You might say it's dissociative. It’s depersonalizing. It’s detachment. Verging on a disorder, you could suppose. Silly rabbit, vulnerability is for kids. Repression is a rite of passage, they tell us. It’s called being an adult, they say. It’s all part of becoming a semi-well-adjusted member of a society. Smile. Nod. Stay in your lane. Dress for the job you want. Do as you're told. Pay your taxes and your rent. And, most importantly, stuff all your otherness way the fuck down so no one knows, and no one sees. We experience the world at a distance, because we’re strangers to ourselves.
We collect the instances of what's expected of us. Air-quotes-normalcy. Air-quotes-conventionality. Air-quotes-respectability. In other unsaid words, side-eye-conformity. It’s the breakfast of champions, they say.
You wrap yourself in thick layers. Sheets of plastic. Polyethylene film. Air-filled hemispheres in regular intervals. Shock resistant pockets of tension in uniformed rows.
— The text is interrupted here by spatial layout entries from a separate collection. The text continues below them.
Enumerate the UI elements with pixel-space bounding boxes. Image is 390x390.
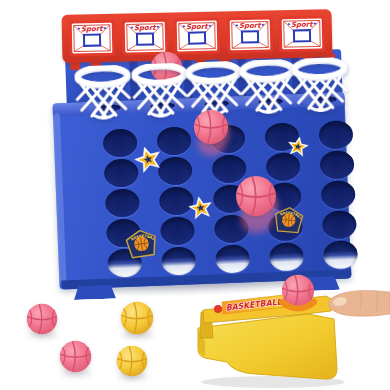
game-photo: ✦ ✦ Sport ✦✦ Sport ✦✦ Sp xyxy=(0,0,390,390)
board-hole-r1c2[interactable] xyxy=(157,126,192,155)
board-hole-r5c5[interactable] xyxy=(323,240,358,269)
board-left-edge xyxy=(53,113,67,283)
board-hole-r2c5[interactable] xyxy=(320,150,355,179)
basketball-badge-sticker-1: BASKETBALL xyxy=(123,227,160,260)
mini-backboard: ✦✦ Sport xyxy=(226,16,273,53)
svg-text:✦: ✦ xyxy=(313,20,317,26)
board-hole-r1c5[interactable] xyxy=(318,120,353,149)
hoop-4[interactable] xyxy=(239,59,297,115)
svg-text:✦: ✦ xyxy=(260,22,264,28)
svg-text:✦: ✦ xyxy=(208,23,212,29)
hoop-2[interactable] xyxy=(131,63,189,119)
mini-backboard: ✦ ✦ Sport xyxy=(69,20,116,57)
label-ball-icon xyxy=(214,305,222,313)
loose-ball-pink-1[interactable] xyxy=(26,303,58,335)
backboard-logo-text: Sport xyxy=(133,24,156,32)
finger xyxy=(328,290,390,316)
backboard-logo-text: Sport xyxy=(186,23,209,31)
board-hole-r4c5[interactable] xyxy=(322,210,357,239)
basketball-badge-sticker-2: BASKETBALL xyxy=(272,205,305,234)
star-sticker-2 xyxy=(286,135,310,159)
board-hole-r3c5[interactable] xyxy=(321,180,356,209)
loose-ball-yellow-1[interactable] xyxy=(120,301,154,335)
launcher-base xyxy=(198,314,337,379)
mini-backboard: ✦✦ Sport xyxy=(174,18,221,55)
board-hole-r3c1[interactable] xyxy=(105,188,140,217)
ball-pink-bouncing-col4[interactable] xyxy=(235,175,277,217)
backboard-logo-text: Sport xyxy=(291,21,314,29)
loose-ball-pink-2[interactable] xyxy=(59,340,92,373)
board-hole-r2c1[interactable] xyxy=(104,158,139,187)
loose-ball-yellow-2[interactable] xyxy=(116,345,148,377)
ball-pink-falling-col3[interactable] xyxy=(193,109,229,145)
star-sticker-3 xyxy=(187,194,215,222)
hoop-5[interactable] xyxy=(291,57,349,113)
mini-backboard: ✦✦ Sport xyxy=(279,15,326,52)
backboard-logo-text: Sport xyxy=(238,22,261,30)
backboard-logo-text: Sport xyxy=(81,25,104,33)
ball-launcher[interactable]: BASKETBALL xyxy=(188,266,390,390)
hoop-1[interactable] xyxy=(74,65,132,121)
board-foot-left xyxy=(74,284,117,300)
svg-text:✦: ✦ xyxy=(155,24,159,30)
svg-text:✦: ✦ xyxy=(103,25,107,31)
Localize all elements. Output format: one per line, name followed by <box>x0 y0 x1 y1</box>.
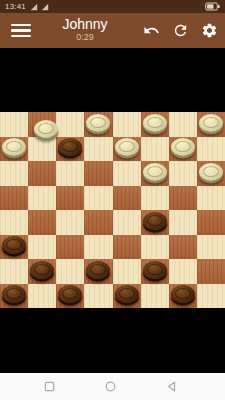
board-square-r4c4[interactable] <box>84 186 112 211</box>
checker-dark-piece[interactable] <box>143 212 167 230</box>
appbar-actions <box>143 22 225 39</box>
board-square-r5c4[interactable] <box>84 210 112 235</box>
board-square-r5c6[interactable] <box>141 210 169 235</box>
board-square-r1c2[interactable] <box>28 112 56 137</box>
board-square-r4c8[interactable] <box>197 186 225 211</box>
checker-dark-piece[interactable] <box>58 138 82 156</box>
board-square-r1c8[interactable] <box>197 112 225 137</box>
checker-light-piece[interactable] <box>115 138 139 156</box>
board-square-r7c5[interactable] <box>113 259 141 284</box>
board-square-r1c3[interactable] <box>56 112 84 137</box>
board-square-r7c3[interactable] <box>56 259 84 284</box>
android-nav-bar <box>0 373 225 400</box>
signal-icon <box>41 3 49 11</box>
board-square-r7c1[interactable] <box>0 259 28 284</box>
checker-dark-piece[interactable] <box>2 285 26 303</box>
board-square-r2c3[interactable] <box>56 137 84 162</box>
back-icon[interactable] <box>164 379 179 394</box>
player-title-block: Johnny 0:29 <box>52 16 118 43</box>
board-square-r3c2[interactable] <box>28 161 56 186</box>
board-square-r8c1[interactable] <box>0 284 28 309</box>
board-square-r4c2[interactable] <box>28 186 56 211</box>
checker-dark-piece[interactable] <box>143 261 167 279</box>
board-square-r3c3[interactable] <box>56 161 84 186</box>
checkers-board <box>0 112 225 308</box>
board-square-r7c7[interactable] <box>169 259 197 284</box>
restart-icon[interactable] <box>172 22 189 39</box>
board-square-r1c6[interactable] <box>141 112 169 137</box>
checker-light-piece[interactable] <box>2 138 26 156</box>
board-square-r2c4[interactable] <box>84 137 112 162</box>
board-square-r3c6[interactable] <box>141 161 169 186</box>
board-square-r7c4[interactable] <box>84 259 112 284</box>
checker-light-piece[interactable] <box>143 114 167 132</box>
board-square-r3c1[interactable] <box>0 161 28 186</box>
board-square-r1c4[interactable] <box>84 112 112 137</box>
checker-dark-piece[interactable] <box>2 236 26 254</box>
board-square-r5c7[interactable] <box>169 210 197 235</box>
board-square-r8c4[interactable] <box>84 284 112 309</box>
board-square-r3c7[interactable] <box>169 161 197 186</box>
checker-light-piece[interactable] <box>199 114 223 132</box>
board-square-r6c5[interactable] <box>113 235 141 260</box>
board-square-r5c5[interactable] <box>113 210 141 235</box>
board-square-r2c5[interactable] <box>113 137 141 162</box>
board-square-r8c6[interactable] <box>141 284 169 309</box>
board-square-r8c2[interactable] <box>28 284 56 309</box>
board-square-r6c3[interactable] <box>56 235 84 260</box>
board-square-r4c3[interactable] <box>56 186 84 211</box>
board-square-r5c3[interactable] <box>56 210 84 235</box>
checker-light-piece[interactable] <box>143 163 167 181</box>
board-square-r8c7[interactable] <box>169 284 197 309</box>
board-square-r5c1[interactable] <box>0 210 28 235</box>
board-square-r4c1[interactable] <box>0 186 28 211</box>
checker-dark-piece[interactable] <box>30 261 54 279</box>
clock-time: 13:41 <box>5 0 26 13</box>
signal-icon <box>30 3 38 11</box>
board-square-r7c8[interactable] <box>197 259 225 284</box>
battery-icon <box>205 2 220 11</box>
board-square-r6c8[interactable] <box>197 235 225 260</box>
home-icon[interactable] <box>103 379 118 394</box>
board-square-r4c6[interactable] <box>141 186 169 211</box>
board-square-r7c6[interactable] <box>141 259 169 284</box>
board-square-r4c7[interactable] <box>169 186 197 211</box>
phone-screen: 13:41 Johnny 0:29 <box>0 0 225 400</box>
board-square-r6c4[interactable] <box>84 235 112 260</box>
board-square-r2c8[interactable] <box>197 137 225 162</box>
settings-gear-icon[interactable] <box>201 22 218 39</box>
board-square-r5c8[interactable] <box>197 210 225 235</box>
board-square-r2c6[interactable] <box>141 137 169 162</box>
board-square-r8c8[interactable] <box>197 284 225 309</box>
board-square-r6c1[interactable] <box>0 235 28 260</box>
board-square-r6c2[interactable] <box>28 235 56 260</box>
board-square-r5c2[interactable] <box>28 210 56 235</box>
checker-dark-piece[interactable] <box>115 285 139 303</box>
board-square-r7c2[interactable] <box>28 259 56 284</box>
menu-icon[interactable] <box>11 21 33 41</box>
board-square-r3c4[interactable] <box>84 161 112 186</box>
board-square-r1c1[interactable] <box>0 112 28 137</box>
board-square-r2c7[interactable] <box>169 137 197 162</box>
board-square-r8c5[interactable] <box>113 284 141 309</box>
board-square-r8c3[interactable] <box>56 284 84 309</box>
app-bar: Johnny 0:29 <box>0 13 225 48</box>
checker-light-piece[interactable] <box>86 114 110 132</box>
board-square-r1c7[interactable] <box>169 112 197 137</box>
checker-dark-piece[interactable] <box>171 285 195 303</box>
checker-light-piece[interactable] <box>171 138 195 156</box>
status-bar: 13:41 <box>0 0 225 13</box>
signal-icons <box>30 3 49 11</box>
recents-icon[interactable] <box>42 379 57 394</box>
board-square-r2c1[interactable] <box>0 137 28 162</box>
checker-dark-piece[interactable] <box>58 285 82 303</box>
board-square-r2c2[interactable] <box>28 137 56 162</box>
board-square-r3c5[interactable] <box>113 161 141 186</box>
board-square-r3c8[interactable] <box>197 161 225 186</box>
undo-icon[interactable] <box>143 22 160 39</box>
board-square-r1c5[interactable] <box>113 112 141 137</box>
checker-light-piece[interactable] <box>34 120 58 138</box>
game-timer: 0:29 <box>52 32 118 43</box>
board-square-r4c5[interactable] <box>113 186 141 211</box>
board-square-r6c6[interactable] <box>141 235 169 260</box>
checker-light-piece[interactable] <box>199 163 223 181</box>
checker-dark-piece[interactable] <box>86 261 110 279</box>
board-square-r6c7[interactable] <box>169 235 197 260</box>
player-name: Johnny <box>52 16 118 32</box>
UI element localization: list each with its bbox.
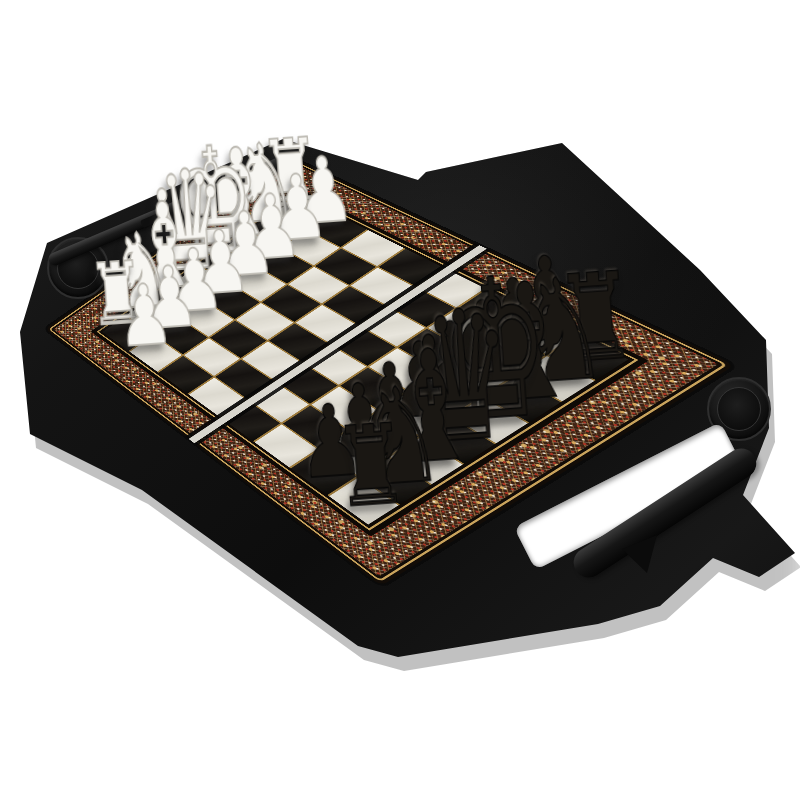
game-title: Chess (0, 0, 1, 1)
product-photo-scene: Chess ♜♟♞♟♝♚♟♛♟♝♟♞♟♜♟♟♟♟♜♟♞♟♝♟♚♟♛♟♝♟♞♜ (0, 0, 800, 800)
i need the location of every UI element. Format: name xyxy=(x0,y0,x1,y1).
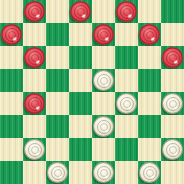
red-piece[interactable] xyxy=(93,24,114,45)
board-square-r2c2[interactable] xyxy=(46,46,69,69)
board-square-r1c5[interactable] xyxy=(115,23,138,46)
board-square-r5c4[interactable] xyxy=(92,115,115,138)
board-square-r0c7[interactable] xyxy=(161,0,184,23)
board-square-r5c0[interactable] xyxy=(0,115,23,138)
board-square-r3c4[interactable] xyxy=(92,69,115,92)
board-square-r0c3[interactable] xyxy=(69,0,92,23)
board-square-r2c7[interactable] xyxy=(161,46,184,69)
board-square-r1c0[interactable] xyxy=(0,23,23,46)
board-square-r0c1[interactable] xyxy=(23,0,46,23)
board-square-r5c5[interactable] xyxy=(115,115,138,138)
board-square-r3c1[interactable] xyxy=(23,69,46,92)
board-square-r5c1[interactable] xyxy=(23,115,46,138)
checkers-board xyxy=(0,0,184,184)
board-square-r4c5[interactable] xyxy=(115,92,138,115)
board-square-r6c5[interactable] xyxy=(115,138,138,161)
board-square-r7c7[interactable] xyxy=(161,161,184,184)
board-square-r7c1[interactable] xyxy=(23,161,46,184)
board-square-r1c1[interactable] xyxy=(23,23,46,46)
board-square-r1c3[interactable] xyxy=(69,23,92,46)
board-square-r3c6[interactable] xyxy=(138,69,161,92)
board-square-r4c3[interactable] xyxy=(69,92,92,115)
red-piece[interactable] xyxy=(1,24,22,45)
red-piece[interactable] xyxy=(139,24,160,45)
board-square-r7c5[interactable] xyxy=(115,161,138,184)
white-piece[interactable] xyxy=(162,93,183,114)
board-square-r2c4[interactable] xyxy=(92,46,115,69)
board-square-r4c4[interactable] xyxy=(92,92,115,115)
board-square-r5c3[interactable] xyxy=(69,115,92,138)
board-square-r3c2[interactable] xyxy=(46,69,69,92)
board-square-r7c6[interactable] xyxy=(138,161,161,184)
board-square-r2c3[interactable] xyxy=(69,46,92,69)
board-square-r0c4[interactable] xyxy=(92,0,115,23)
board-square-r3c3[interactable] xyxy=(69,69,92,92)
white-piece[interactable] xyxy=(93,116,114,137)
board-square-r0c6[interactable] xyxy=(138,0,161,23)
board-square-r0c2[interactable] xyxy=(46,0,69,23)
board-square-r3c0[interactable] xyxy=(0,69,23,92)
board-square-r4c7[interactable] xyxy=(161,92,184,115)
board-square-r4c6[interactable] xyxy=(138,92,161,115)
board-square-r7c2[interactable] xyxy=(46,161,69,184)
board-square-r5c7[interactable] xyxy=(161,115,184,138)
board-square-r4c1[interactable] xyxy=(23,92,46,115)
board-square-r2c0[interactable] xyxy=(0,46,23,69)
white-piece[interactable] xyxy=(24,139,45,160)
board-square-r4c2[interactable] xyxy=(46,92,69,115)
board-square-r6c0[interactable] xyxy=(0,138,23,161)
board-square-r6c6[interactable] xyxy=(138,138,161,161)
board-square-r1c6[interactable] xyxy=(138,23,161,46)
board-square-r0c0[interactable] xyxy=(0,0,23,23)
red-piece[interactable] xyxy=(116,1,137,22)
white-piece[interactable] xyxy=(47,162,68,183)
board-square-r7c3[interactable] xyxy=(69,161,92,184)
red-piece[interactable] xyxy=(24,1,45,22)
board-square-r6c2[interactable] xyxy=(46,138,69,161)
board-square-r3c7[interactable] xyxy=(161,69,184,92)
board-square-r7c4[interactable] xyxy=(92,161,115,184)
board-square-r7c0[interactable] xyxy=(0,161,23,184)
board-square-r1c4[interactable] xyxy=(92,23,115,46)
board-square-r2c6[interactable] xyxy=(138,46,161,69)
board-square-r6c3[interactable] xyxy=(69,138,92,161)
white-piece[interactable] xyxy=(139,162,160,183)
board-square-r2c1[interactable] xyxy=(23,46,46,69)
white-piece[interactable] xyxy=(162,139,183,160)
board-square-r5c6[interactable] xyxy=(138,115,161,138)
board-square-r6c1[interactable] xyxy=(23,138,46,161)
white-piece[interactable] xyxy=(93,70,114,91)
red-piece[interactable] xyxy=(24,93,45,114)
board-square-r1c7[interactable] xyxy=(161,23,184,46)
board-square-r5c2[interactable] xyxy=(46,115,69,138)
board-square-r2c5[interactable] xyxy=(115,46,138,69)
red-piece[interactable] xyxy=(70,1,91,22)
red-piece[interactable] xyxy=(24,47,45,68)
board-square-r6c4[interactable] xyxy=(92,138,115,161)
white-piece[interactable] xyxy=(116,93,137,114)
white-piece[interactable] xyxy=(93,162,114,183)
board-square-r3c5[interactable] xyxy=(115,69,138,92)
board-square-r1c2[interactable] xyxy=(46,23,69,46)
board-square-r6c7[interactable] xyxy=(161,138,184,161)
board-square-r0c5[interactable] xyxy=(115,0,138,23)
board-square-r4c0[interactable] xyxy=(0,92,23,115)
red-piece[interactable] xyxy=(162,47,183,68)
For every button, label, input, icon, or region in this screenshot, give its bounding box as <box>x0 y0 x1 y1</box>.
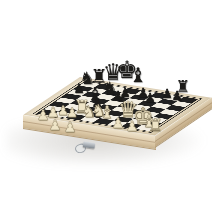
white-queen-piece: ♛ <box>118 99 138 121</box>
black-rook-piece: ♜ <box>176 79 190 95</box>
white-pawn-piece: ♟ <box>57 104 69 117</box>
black-pawn-piece: ♟ <box>112 89 124 102</box>
black-queen-piece: ♛ <box>103 61 124 84</box>
black-pawn-piece: ♟ <box>161 87 173 100</box>
white-pawn-piece: ♟ <box>37 108 50 122</box>
black-pawn-piece: ♟ <box>171 89 183 102</box>
white-pawn-piece: ♟ <box>49 118 62 132</box>
black-king-piece: ♚ <box>116 58 138 82</box>
black-pawn-piece: ♟ <box>73 82 85 95</box>
black-pawn-piece: ♟ <box>91 96 103 109</box>
black-knight-piece: ♞ <box>102 80 117 97</box>
pieces-layer: ♞♟♜♛♚♝♝♞♟♟♟♟♟♟♜♟♟♟♟♟♜♞♞♝♟♟♛♟♟♚♝♜ <box>0 0 222 222</box>
white-knight-piece: ♞ <box>92 103 106 119</box>
white-king-piece: ♚ <box>133 105 154 128</box>
white-pawn-piece: ♟ <box>64 120 77 134</box>
white-pawn-piece: ♟ <box>66 106 78 119</box>
black-pawn-piece: ♟ <box>119 86 131 99</box>
black-bishop-piece: ♝ <box>129 65 147 85</box>
black-rook-piece: ♜ <box>90 67 107 86</box>
black-pawn-piece: ♟ <box>144 91 156 104</box>
white-rook-piece: ♜ <box>74 98 90 116</box>
white-knight-piece: ♞ <box>82 104 96 120</box>
white-pawn-piece: ♟ <box>126 119 139 133</box>
black-pawn-piece: ♟ <box>137 86 149 99</box>
white-pawn-piece: ♟ <box>47 105 60 119</box>
white-rook-piece: ♜ <box>147 117 162 134</box>
product-photo: ♞♟♜♛♚♝♝♞♟♟♟♟♟♟♜♟♟♟♟♟♜♞♞♝♟♟♛♟♟♚♝♜ <box>0 0 222 222</box>
white-bishop-piece: ♝ <box>141 113 156 130</box>
black-knight-piece: ♞ <box>79 70 94 87</box>
white-pawn-piece: ♟ <box>112 116 125 130</box>
white-bishop-piece: ♝ <box>99 104 114 121</box>
black-bishop-piece: ♝ <box>87 85 103 103</box>
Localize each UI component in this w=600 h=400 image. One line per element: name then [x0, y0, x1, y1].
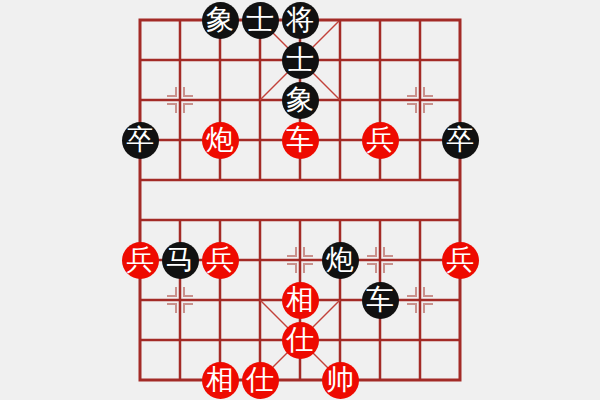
xiangqi-board[interactable]: 象士将士象卒炮车兵卒兵马兵炮兵相车仕相仕帅	[0, 0, 600, 400]
piece-red-advisor[interactable]: 仕	[282, 322, 319, 359]
piece-red-cannon[interactable]: 炮	[202, 122, 239, 159]
piece-black-cannon[interactable]: 炮	[322, 242, 359, 279]
piece-black-soldier[interactable]: 卒	[442, 122, 479, 159]
piece-black-elephant[interactable]: 象	[202, 2, 239, 39]
piece-black-general[interactable]: 将	[282, 2, 319, 39]
piece-red-general[interactable]: 帅	[322, 362, 359, 399]
piece-red-soldier[interactable]: 兵	[202, 242, 239, 279]
piece-black-horse[interactable]: 马	[162, 242, 199, 279]
piece-black-chariot[interactable]: 车	[362, 282, 399, 319]
piece-red-elephant[interactable]: 相	[202, 362, 239, 399]
pieces-layer: 象士将士象卒炮车兵卒兵马兵炮兵相车仕相仕帅	[120, 0, 480, 400]
piece-red-advisor[interactable]: 仕	[242, 362, 279, 399]
piece-black-soldier[interactable]: 卒	[122, 122, 159, 159]
piece-black-advisor[interactable]: 士	[242, 2, 279, 39]
piece-black-advisor[interactable]: 士	[282, 42, 319, 79]
piece-red-soldier[interactable]: 兵	[362, 122, 399, 159]
piece-red-elephant[interactable]: 相	[282, 282, 319, 319]
piece-red-soldier[interactable]: 兵	[442, 242, 479, 279]
piece-black-elephant[interactable]: 象	[282, 82, 319, 119]
piece-red-chariot[interactable]: 车	[282, 122, 319, 159]
piece-red-soldier[interactable]: 兵	[122, 242, 159, 279]
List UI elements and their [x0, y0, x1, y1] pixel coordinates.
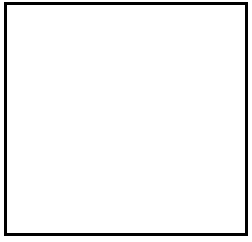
sudoku-page	[0, 0, 252, 242]
sudoku-board	[4, 2, 248, 236]
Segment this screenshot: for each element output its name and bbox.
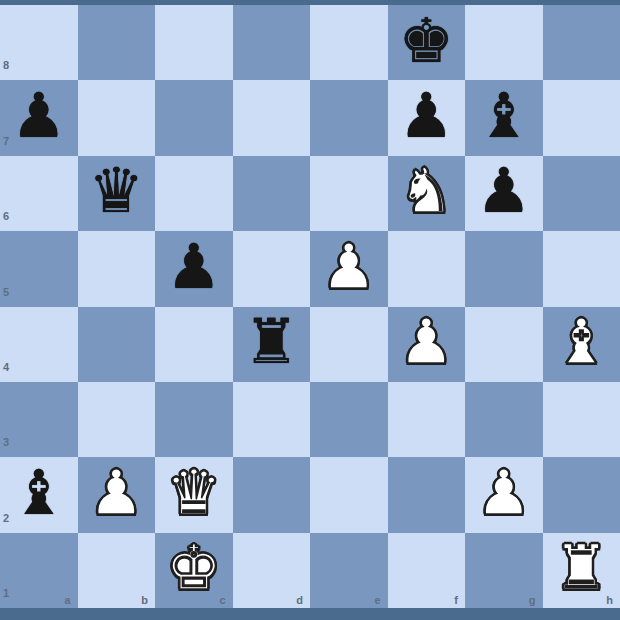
square-a2[interactable]: 2♝ — [0, 457, 78, 532]
square-d5[interactable] — [233, 231, 311, 306]
coord-rank-6: 6 — [3, 211, 9, 222]
coord-file-e: e — [374, 595, 380, 606]
square-d3[interactable] — [233, 382, 311, 457]
piece-white-rook-h1[interactable]: ♜ — [553, 537, 609, 599]
square-e8[interactable] — [310, 5, 388, 80]
square-g2[interactable]: ♟ — [465, 457, 543, 532]
square-g1[interactable]: g — [465, 533, 543, 608]
square-h7[interactable] — [543, 80, 620, 155]
square-f3[interactable] — [388, 382, 466, 457]
square-e5[interactable]: ♟ — [310, 231, 388, 306]
square-f7[interactable]: ♟ — [388, 80, 466, 155]
piece-black-pawn-a7[interactable]: ♟ — [11, 85, 67, 147]
piece-white-king-c1[interactable]: ♚ — [166, 537, 222, 599]
square-b2[interactable]: ♟ — [78, 457, 156, 532]
square-e3[interactable] — [310, 382, 388, 457]
square-g5[interactable] — [465, 231, 543, 306]
square-g7[interactable]: ♝ — [465, 80, 543, 155]
square-h5[interactable] — [543, 231, 620, 306]
piece-black-queen-b6[interactable]: ♛ — [88, 160, 144, 222]
square-b4[interactable] — [78, 307, 156, 382]
square-a5[interactable]: 5 — [0, 231, 78, 306]
coord-rank-3: 3 — [3, 437, 9, 448]
square-d2[interactable] — [233, 457, 311, 532]
coord-file-a: a — [64, 595, 70, 606]
square-b3[interactable] — [78, 382, 156, 457]
square-c1[interactable]: c♚ — [155, 533, 233, 608]
square-a4[interactable]: 4 — [0, 307, 78, 382]
coord-file-f: f — [454, 595, 458, 606]
square-g4[interactable] — [465, 307, 543, 382]
square-a3[interactable]: 3 — [0, 382, 78, 457]
square-c7[interactable] — [155, 80, 233, 155]
piece-white-pawn-f4[interactable]: ♟ — [398, 311, 454, 373]
piece-white-queen-c2[interactable]: ♛ — [166, 462, 222, 524]
square-h6[interactable] — [543, 156, 620, 231]
piece-white-knight-f6[interactable]: ♞ — [398, 160, 454, 222]
chess-board-frame: 8♚7♟♟♝6♛♞♟5♟♟4♜♟♝32♝♟♛♟1abc♚defgh♜ — [0, 0, 620, 620]
square-d1[interactable]: d — [233, 533, 311, 608]
square-h4[interactable]: ♝ — [543, 307, 620, 382]
square-d8[interactable] — [233, 5, 311, 80]
coord-rank-7: 7 — [3, 136, 9, 147]
square-c5[interactable]: ♟ — [155, 231, 233, 306]
chess-board: 8♚7♟♟♝6♛♞♟5♟♟4♜♟♝32♝♟♛♟1abc♚defgh♜ — [0, 5, 620, 608]
square-e1[interactable]: e — [310, 533, 388, 608]
coord-rank-4: 4 — [3, 362, 9, 373]
piece-black-king-f8[interactable]: ♚ — [398, 10, 454, 72]
square-b8[interactable] — [78, 5, 156, 80]
square-c3[interactable] — [155, 382, 233, 457]
square-e4[interactable] — [310, 307, 388, 382]
piece-black-rook-d4[interactable]: ♜ — [243, 311, 299, 373]
piece-black-pawn-g6[interactable]: ♟ — [476, 160, 532, 222]
square-g8[interactable] — [465, 5, 543, 80]
square-a1[interactable]: 1a — [0, 533, 78, 608]
square-c4[interactable] — [155, 307, 233, 382]
square-f2[interactable] — [388, 457, 466, 532]
square-d7[interactable] — [233, 80, 311, 155]
piece-white-pawn-g2[interactable]: ♟ — [476, 462, 532, 524]
coord-rank-5: 5 — [3, 287, 9, 298]
square-h1[interactable]: h♜ — [543, 533, 620, 608]
square-h3[interactable] — [543, 382, 620, 457]
square-f4[interactable]: ♟ — [388, 307, 466, 382]
square-d4[interactable]: ♜ — [233, 307, 311, 382]
square-b6[interactable]: ♛ — [78, 156, 156, 231]
coord-file-g: g — [529, 595, 536, 606]
piece-black-bishop-g7[interactable]: ♝ — [476, 85, 532, 147]
coord-file-b: b — [141, 595, 148, 606]
square-a8[interactable]: 8 — [0, 5, 78, 80]
square-e7[interactable] — [310, 80, 388, 155]
coord-rank-2: 2 — [3, 513, 9, 524]
square-h8[interactable] — [543, 5, 620, 80]
square-b1[interactable]: b — [78, 533, 156, 608]
piece-black-bishop-a2[interactable]: ♝ — [11, 462, 67, 524]
square-f1[interactable]: f — [388, 533, 466, 608]
square-b5[interactable] — [78, 231, 156, 306]
square-g6[interactable]: ♟ — [465, 156, 543, 231]
piece-white-pawn-b2[interactable]: ♟ — [88, 462, 144, 524]
piece-white-bishop-h4[interactable]: ♝ — [553, 311, 609, 373]
square-a7[interactable]: 7♟ — [0, 80, 78, 155]
square-g3[interactable] — [465, 382, 543, 457]
square-f5[interactable] — [388, 231, 466, 306]
square-e6[interactable] — [310, 156, 388, 231]
coord-rank-1: 1 — [3, 588, 9, 599]
piece-white-pawn-e5[interactable]: ♟ — [321, 236, 377, 298]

Isolating barriers of protection in neat, even half-globes. A concerted effort to hold back the sharp angles of the world. It makes it difficult to move and hard to breathe. Snap, crackle, pop, but, you'll never shatter. Never break. You'll never feel anything. You’ll never feel. We experience the world as suffocating, because we’re strangling ourselves.
Inside, we build something different. Something inner-kid tested and mother approved. A bowered structure. An inner-court. An archway with an avenue. A tender expectation. A cradle of waiting. Frail and delicate imaginings. We "assemble a life from the usable fragments", Lewis Hyde says. Sacred relics of the wreckage, gathered and connected. We experience the world as wholeness when all our pieces have a space.
To put it all on display, to let it all be seen, is the surest sign of growth. Of acceptance. Of Survival. Of endurability. A Satin Bowerbird attracting attention. A dance. A song. Coo-Coo for the call of something beyond ourselves. A flagrant show of will. A curated collection in blue. We experience the world in color, when we let our truest ones start to show.
To be open. To be prone. To be exposed. It’s something subversive. To bridge the distance between the inside and the outside selves. It’s two full scoops of wellness and repair.
We experience the world’s capacity for love, when we can love the fullness of another, when we’re capable of being loved in return.